La Fundación Mediterránea, en tanto, subrayó que el futuro del NEA dependerá de la capacidad de las provincias para adaptar sus estructuras productivas a las nuevas condiciones económicas, destacando que la competitividad y la productividad serán claves para un crecimiento sostenible.
Ante la prolongación de la crisis, muchas empresas ajustaron su producción a la demanda, reduciendo horas trabajadas y anticipando una etapa de reestructuración industrial. De cara a 2026, el sector enfrenta un escenario crítico que exigirá inversiones tecnológicas, estrategias para asegurar el abastecimiento de madera —ya sea mediante forestación propia o acuerdos estables— y un mayor énfasis en la comercialización y el desarrollo de nuevos productos. No obstante, el informe advierte que estas transformaciones solo serán viables si se reactiva la demanda y mejora el acceso al crédito a tasas razonables.
Avances y novedades del sector
En medio de la crisis, se registraron avances en el desarrollo de madera para uso estructural. La Federación Argentina de la Industria Maderera y Afines (FAIMA) impulsó la actualización de la norma IRAM 9670, que ya se encuentra vigente para especies como pino, eucalipto y araucaria. Algunos aserraderos comenzaron a liderar la clasificación y certificación de este tipo de productos, mientras se trabaja en capacitaciones, auditorías y estrategias de difusión para agregar valor y posicionar la madera estructural en el mercado.

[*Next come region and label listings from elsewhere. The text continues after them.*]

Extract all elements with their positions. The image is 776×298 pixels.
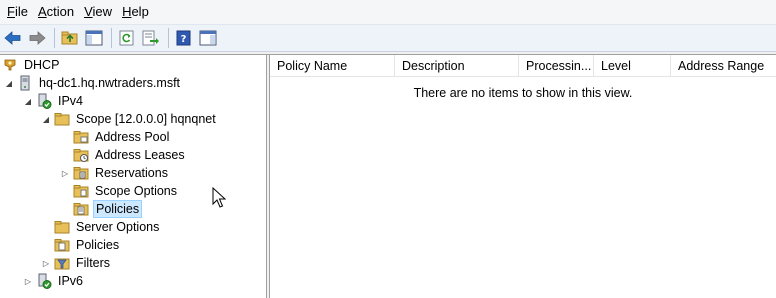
tree-item-scope-policies[interactable]: Policies xyxy=(73,200,143,218)
tree-label: Server Options xyxy=(76,220,160,234)
expanded-arrow-icon[interactable]: ◢ xyxy=(4,74,14,92)
list-header: Policy Name Description Processin... Lev… xyxy=(270,55,776,77)
collapsed-arrow-icon[interactable]: ▷ xyxy=(41,254,51,272)
tree-item-ipv6[interactable]: ▷ IPv6 xyxy=(23,272,85,290)
menu-view[interactable]: View xyxy=(79,1,117,23)
tree-item-policies[interactable]: Policies xyxy=(54,236,121,254)
tree-label: IPv6 xyxy=(58,274,84,288)
tree-item-address-pool[interactable]: Address Pool xyxy=(73,128,171,146)
tree-label: IPv4 xyxy=(58,94,84,108)
up-one-level-button[interactable] xyxy=(59,27,81,49)
main-area: DHCP ◢ hq-dc1.hq.nwtraders.msft ◢ IPv4 ◢… xyxy=(0,54,776,298)
server-options-folder-icon xyxy=(54,219,70,235)
column-description[interactable]: Description xyxy=(395,55,519,77)
policies-folder-icon xyxy=(73,201,89,217)
menu-help[interactable]: Help xyxy=(117,1,154,23)
menu-view-label: iew xyxy=(92,4,113,19)
show-hide-console-tree-icon xyxy=(85,30,103,46)
forward-button[interactable] xyxy=(26,27,48,49)
collapsed-arrow-icon[interactable]: ▷ xyxy=(23,272,33,290)
tree-label: Filters xyxy=(76,256,111,270)
forward-arrow-icon xyxy=(29,31,46,45)
address-pool-folder-icon xyxy=(73,129,89,145)
export-list-icon xyxy=(142,30,159,46)
show-hide-action-pane-button[interactable] xyxy=(197,27,219,49)
filter-icon xyxy=(54,255,70,271)
result-list[interactable]: Policy Name Description Processin... Lev… xyxy=(270,55,776,298)
dhcp-icon xyxy=(2,57,18,73)
tree-label: Reservations xyxy=(95,166,168,180)
menu-view-accel: V xyxy=(84,4,93,19)
menu-file-label: ile xyxy=(14,4,28,19)
console-tree[interactable]: DHCP ◢ hq-dc1.hq.nwtraders.msft ◢ IPv4 ◢… xyxy=(0,55,266,298)
menu-action[interactable]: Action xyxy=(33,1,79,23)
policies-folder-icon xyxy=(54,237,70,253)
tree-label: Address Leases xyxy=(95,148,185,162)
reservations-folder-icon xyxy=(73,165,89,181)
menu-action-label: ction xyxy=(46,4,75,19)
refresh-button[interactable] xyxy=(116,27,138,49)
tree-item-scope[interactable]: ◢ Scope [12.0.0.0] hqnqnet xyxy=(41,110,218,128)
tree-item-ipv4[interactable]: ◢ IPv4 xyxy=(23,92,85,110)
toolbar-separator xyxy=(111,28,112,48)
svg-text:?: ? xyxy=(181,34,187,45)
menu-bar: File Action View Help xyxy=(0,0,776,24)
mouse-cursor-icon xyxy=(212,186,227,212)
column-processing-order[interactable]: Processin... xyxy=(519,55,594,77)
export-list-button[interactable] xyxy=(140,27,162,49)
tree-item-server[interactable]: ◢ hq-dc1.hq.nwtraders.msft xyxy=(4,74,182,92)
column-policy-name[interactable]: Policy Name xyxy=(270,55,395,77)
tree-label: Scope [12.0.0.0] hqnqnet xyxy=(76,112,216,126)
expanded-arrow-icon[interactable]: ◢ xyxy=(23,92,33,110)
ipv4-status-icon xyxy=(36,93,52,109)
ipv6-status-icon xyxy=(36,273,52,289)
tree-label: Address Pool xyxy=(95,130,170,144)
empty-list-message: There are no items to show in this view. xyxy=(413,86,633,100)
collapsed-arrow-icon[interactable]: ▷ xyxy=(60,164,70,182)
menu-action-accel: A xyxy=(37,4,47,19)
tree-label: Scope Options xyxy=(95,184,177,198)
refresh-icon xyxy=(119,30,134,46)
show-hide-console-tree-button[interactable] xyxy=(83,27,105,49)
tree-item-server-options[interactable]: Server Options xyxy=(54,218,161,236)
scope-options-folder-icon xyxy=(73,183,89,199)
column-level[interactable]: Level xyxy=(594,55,671,77)
folder-icon xyxy=(54,111,70,127)
show-hide-action-pane-icon xyxy=(199,30,217,46)
tree-item-address-leases[interactable]: Address Leases xyxy=(73,146,187,164)
menu-help-label: elp xyxy=(131,4,149,19)
menu-file-accel: F xyxy=(7,4,15,19)
tree-item-scope-options[interactable]: Scope Options xyxy=(73,182,179,200)
help-button[interactable]: ? xyxy=(173,27,195,49)
tree-label: Policies xyxy=(76,238,120,252)
toolbar-separator xyxy=(54,28,55,48)
tree-label: Policies xyxy=(93,200,143,218)
tree-item-reservations[interactable]: ▷ Reservations xyxy=(60,164,170,182)
tree-label: DHCP xyxy=(24,58,60,72)
toolbar: ? xyxy=(0,24,776,52)
toolbar-separator xyxy=(168,28,169,48)
back-button[interactable] xyxy=(2,27,24,49)
help-icon: ? xyxy=(176,30,191,46)
tree-item-dhcp[interactable]: DHCP xyxy=(2,56,61,74)
up-folder-icon xyxy=(61,31,78,45)
server-icon xyxy=(17,75,33,91)
tree-label: hq-dc1.hq.nwtraders.msft xyxy=(39,76,181,90)
menu-file[interactable]: File xyxy=(2,1,33,23)
tree-item-filters[interactable]: ▷ Filters xyxy=(41,254,112,272)
expanded-arrow-icon[interactable]: ◢ xyxy=(41,110,51,128)
back-arrow-icon xyxy=(4,31,21,45)
column-address-range[interactable]: Address Range xyxy=(671,55,776,77)
address-leases-folder-icon xyxy=(73,147,89,163)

Además, FAIMA y la Facultad de Ciencias Forestales de la UNaM lanzaron el Observatorio de Monitoreo de la Industria de la Madera y del Mueble, una iniciativa orientada a mejorar la disponibilidad de información confiable y continua, considerada uno de los principales déficits históricos del sector.
Producción, construcción y exportaciones
En diciembre, el índice de producción de madera publicado por el INDEC mostró una caída intermensual del 6,3% y una suba interanual del 11,8%, aunque desde el sector PyME aseguran que esa recuperación no se refleja en la actividad real. En paralelo, los despachos de cemento totalizaron 755.549 toneladas, con una baja del 9% mensual y del 1,3% interanual, confirmando la debilidad de la construcción.
En contraste, las exportaciones se consolidaron como una vía clave para sostener la actividad. Las ventas externas de láminas de madera crecieron un 229% en 2025 respecto al año anterior, mientras que la madera contrachapada también mostró un incremento significativo. India y Asia aparecen como mercados centrales, impulsados por la demanda del sector inmobiliario y del contrachapado.
Las exportaciones de madera aserrada de pino crecieron casi un 30% interanual, con precios estables y un mayor interés de los productores por colocar su producción en el exterior ante la persistente recesión interna. Esta estrategia, señalan, permite reducir costos fijos, asegurar cobranzas y sostener el empleo.
En cambio, las exportaciones de molduras continúan en baja, afectadas por la falta de reactivación de la construcción en Estados Unidos, su principal destino.
Señales mixtas hacia 2026
Los permisos de construcción mostraron una mejora en los últimos meses de 2025, con subas tanto mensuales como interanuales, mientras que el Índice de Confianza del Consumidor de la Universidad Torcuato Di Tella registró una leve recuperación en enero, aunque aún se mantiene por debajo de los niveles de un año atrás.
Con estos indicadores, el informe concluye que 2026 se presenta como un año de transición para la industria maderera, atravesado por la necesidad de adaptarse a un nuevo contexto económico, mejorar la competitividad y encontrar oportunidades en mercados externos, en un escenario que sigue siendo de alta incertidumbre.